Kak Faiq menyusul Swara, berlari mengejar gadis manis patah hati. Swara berhenti, menengok kebelakang, menatap kak Faiq yang terengah-engah.
"Main dulu yuk, kak." Belum juga kak Faiq menjawabnya, Swara sudah—entah kemana, langsung menerobos kerumunan anak kecil.
***
"Ah, bercanda 'kan lo?" Dyfal mendekati Sabila, meminta penjelasan. Semua langsung menatap Bila, yang ditatap hanya menundukkan kepalanya.
Jua mendengus. "Jawab dong, Bil." Jua memegang bahu Sabila, membuatnya sedikit tenang.
Sabila bimbang, dia tidak tahu apakah harus mengatakan yang sebenarnya, atau tidak. Jika ya, takutnya Swara melarangnya, jika tidak, bisa mati dia sama Dyfal.

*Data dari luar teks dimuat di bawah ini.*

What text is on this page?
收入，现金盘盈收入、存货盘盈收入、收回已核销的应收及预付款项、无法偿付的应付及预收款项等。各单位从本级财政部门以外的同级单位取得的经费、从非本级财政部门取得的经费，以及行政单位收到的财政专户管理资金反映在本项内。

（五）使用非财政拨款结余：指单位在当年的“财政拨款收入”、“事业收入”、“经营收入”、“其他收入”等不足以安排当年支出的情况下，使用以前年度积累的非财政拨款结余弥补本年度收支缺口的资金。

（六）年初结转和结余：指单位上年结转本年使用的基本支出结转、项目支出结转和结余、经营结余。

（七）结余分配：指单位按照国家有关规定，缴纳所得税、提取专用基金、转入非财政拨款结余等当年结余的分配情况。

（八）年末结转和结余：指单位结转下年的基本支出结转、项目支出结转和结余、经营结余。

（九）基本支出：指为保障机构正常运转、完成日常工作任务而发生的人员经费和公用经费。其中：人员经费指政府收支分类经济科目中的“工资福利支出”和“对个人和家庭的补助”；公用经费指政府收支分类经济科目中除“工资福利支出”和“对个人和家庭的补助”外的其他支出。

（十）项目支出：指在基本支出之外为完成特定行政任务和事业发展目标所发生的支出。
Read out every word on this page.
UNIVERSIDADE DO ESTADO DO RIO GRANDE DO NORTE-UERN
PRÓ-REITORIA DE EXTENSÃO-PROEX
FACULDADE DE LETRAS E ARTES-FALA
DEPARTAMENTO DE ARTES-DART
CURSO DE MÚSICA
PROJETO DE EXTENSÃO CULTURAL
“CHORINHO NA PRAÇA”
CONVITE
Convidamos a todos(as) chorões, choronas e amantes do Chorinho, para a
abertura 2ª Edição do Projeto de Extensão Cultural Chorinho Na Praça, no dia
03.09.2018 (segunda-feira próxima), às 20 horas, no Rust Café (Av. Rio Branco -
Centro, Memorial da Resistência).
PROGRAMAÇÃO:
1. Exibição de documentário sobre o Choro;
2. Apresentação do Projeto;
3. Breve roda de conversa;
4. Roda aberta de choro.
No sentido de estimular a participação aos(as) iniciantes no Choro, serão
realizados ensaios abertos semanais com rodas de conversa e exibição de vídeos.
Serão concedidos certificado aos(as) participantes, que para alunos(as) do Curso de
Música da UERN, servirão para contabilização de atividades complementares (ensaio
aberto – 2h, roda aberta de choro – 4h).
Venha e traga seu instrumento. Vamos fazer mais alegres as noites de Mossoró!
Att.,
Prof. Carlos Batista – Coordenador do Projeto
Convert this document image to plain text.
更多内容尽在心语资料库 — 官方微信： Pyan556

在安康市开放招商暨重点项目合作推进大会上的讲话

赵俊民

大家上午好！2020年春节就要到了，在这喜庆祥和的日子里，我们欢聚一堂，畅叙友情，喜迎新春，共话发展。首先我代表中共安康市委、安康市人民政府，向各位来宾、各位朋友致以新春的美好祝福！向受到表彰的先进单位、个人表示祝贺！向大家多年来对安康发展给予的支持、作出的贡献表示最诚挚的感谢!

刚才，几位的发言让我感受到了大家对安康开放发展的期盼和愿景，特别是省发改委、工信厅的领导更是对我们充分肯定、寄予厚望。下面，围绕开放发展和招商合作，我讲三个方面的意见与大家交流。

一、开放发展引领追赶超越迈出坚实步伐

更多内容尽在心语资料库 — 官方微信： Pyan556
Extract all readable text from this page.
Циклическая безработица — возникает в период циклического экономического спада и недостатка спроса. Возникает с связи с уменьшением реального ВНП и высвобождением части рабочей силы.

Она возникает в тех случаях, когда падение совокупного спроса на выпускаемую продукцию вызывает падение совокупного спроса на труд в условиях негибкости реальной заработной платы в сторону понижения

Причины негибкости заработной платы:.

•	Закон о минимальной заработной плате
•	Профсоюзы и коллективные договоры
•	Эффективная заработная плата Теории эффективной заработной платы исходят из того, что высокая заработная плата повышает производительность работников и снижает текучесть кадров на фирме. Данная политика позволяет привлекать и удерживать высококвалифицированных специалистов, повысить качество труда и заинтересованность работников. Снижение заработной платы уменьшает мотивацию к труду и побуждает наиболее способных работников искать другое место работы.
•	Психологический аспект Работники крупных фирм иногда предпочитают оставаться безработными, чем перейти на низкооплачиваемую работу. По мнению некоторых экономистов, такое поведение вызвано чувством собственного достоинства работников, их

Diantara kedua pilihan tersebut, Bila hanya memilih diam, menurutnya lebih baik. Tapi mulutnya tak bisa dikontrol, tiba-tiba saja langsung mengakui kalau tahu.
Sekarang dia harus memilih salah satu diantarannya, diam atau mengakui.
"Lo mendadak bisu, iya?" Hilfi yang namanya dipertaruh 'kan, sekarang sudah jengkel. Bukannya dia marah, nama nya bisa jelek karena masalah sepele.
"Jawab dong, ah." Bentak Dyfal.
"Sabaran dikit kenapa sih lo. gak usah ngotot, semua ini itu karena lo goblok!" Sabila juga sudah kesal, menurutnya ini memang salah Dyfal.
Mungkin Swara tak ingin hubungan sebatas "Sahabat." Swara ingin yang lebih dekat, kelihatan memang, hubungan Swara sama Dyfal akhir-akhir ini juga sering gak karuan.
Semua sontak terkejud dengan perkataan Sabila, Dyfal melotot. Sabila berdiri, menatap Dyfal dengan tatapan yang tak bisa diartikan sekarang.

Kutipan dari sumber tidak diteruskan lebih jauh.